Iran-linked hackers claimed they had accessed FBI Director Kash Patel’s personal email inbox.
The group Handala Hack Team published photographs of Donald Trump’s law enforcement chief and other documents to the internet on Friday.
On their website, they said Patel “will now find his name among the list of successfully hacked victims”.
Personal images shows Patel sniffing and smoking cigars, riding in an antique convertible and making a face while taking a picture of himself in the mirror with a large bottle of rum.
A Department of Justice official confirmed that Patel’s email had been breached and said the material published online appeared authentic.
The FBI and the hackers did not respond to a request for comment.
Handala, which presents itself pro-Palestinian vigilantes, is considered by Western researchers to be one of several personas used by Iranian government cyberintelligence units.
It recently claimed the hack of Michigan-based medical devices and services provider Stryker on March 11, saying they had deleted a massive trove of company data.
Alongside the photographs of Patel, the activists published a sample of more than 300 emails, which appear to show a mix of personal and work correspondence dating between 2010 and 2019.
Reuters said it was not able to independently authenticate the Patel messages, but the personal Gmail address that Handala claims to have broken into matches the address linked to Patel in previous data breaches preserved by the dark web intelligence firm District 4 Labs.
Alphabet-owned Google, which runs Gmail, did not immediately respond to a request for comment.
JUST IN - FBI director Kash Patel's personal email address hacked, says DOJ. This comes only a day after Iran-linked Handala hacking group claims it breached the FBI: "Soon you will realize that the FBI's security was nothing more than a joke." pic.twitter.com/XeuogL8I0Y
— Disclose.tv (@disclosetv) March 27, 2026
Iran-linked hackers - who initially kept a low profile after the United States and Israel launched coordinated strikes against the Islamic Republic last month - have increasingly boasted of their cyber operations as the conflict drags on.

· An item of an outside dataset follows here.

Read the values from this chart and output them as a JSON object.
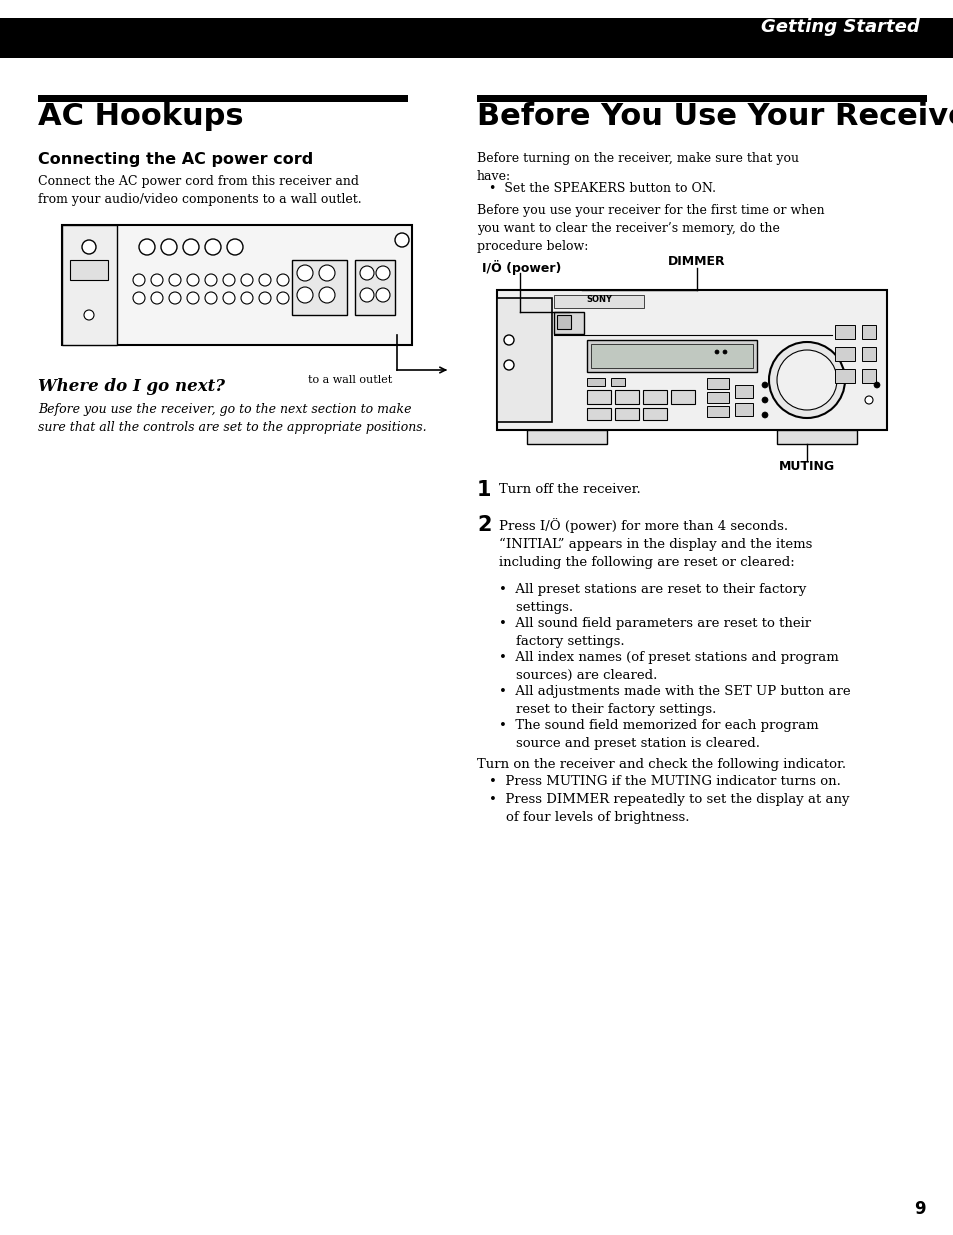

In addition to the hack against Stryker, Handala on Thursday claimed to have published the personal data of dozens of Lockheed Martin employees stationed in the Middle East.
In a statement, the defence firm said it was aware of the reports and had policies and procedures in place “to mitigate cyber threats to our business”.
Gil Messing, chief of staff at Israeli cybersecurity company Check Point, said the hack-and-leak operation against Patel was part of Iran’s strategy to embarrass US officials and “make them feel vulnerable”.
The Iranians, he said, are “firing whatever they have”.
It is not unusual for foreign hackers to target senior officials’ personal emails, and breaches and leaks both happen periodically.
Hackers famously broke into Hillary Clinton campaign chairman John Podesta’s personal Gmail account ahead of the 2016 election and published much of the data to the WikiLeaks site.
In 2015, teenage hackers broke into then-CIA director John Brennan’s personal AOL account and leaked data about US intelligence officials.
Relatively unsophisticated breaches of this nature are in line with an intelligence assessment reviewed by Reuters on March 2.
It said Iran and its proxies could respond to the killing of Iranian Supreme Leader Ayatollah Ali Khamenei with low-level hacks against American digital networks.
Iran-linked hackers may have other emails in reserve.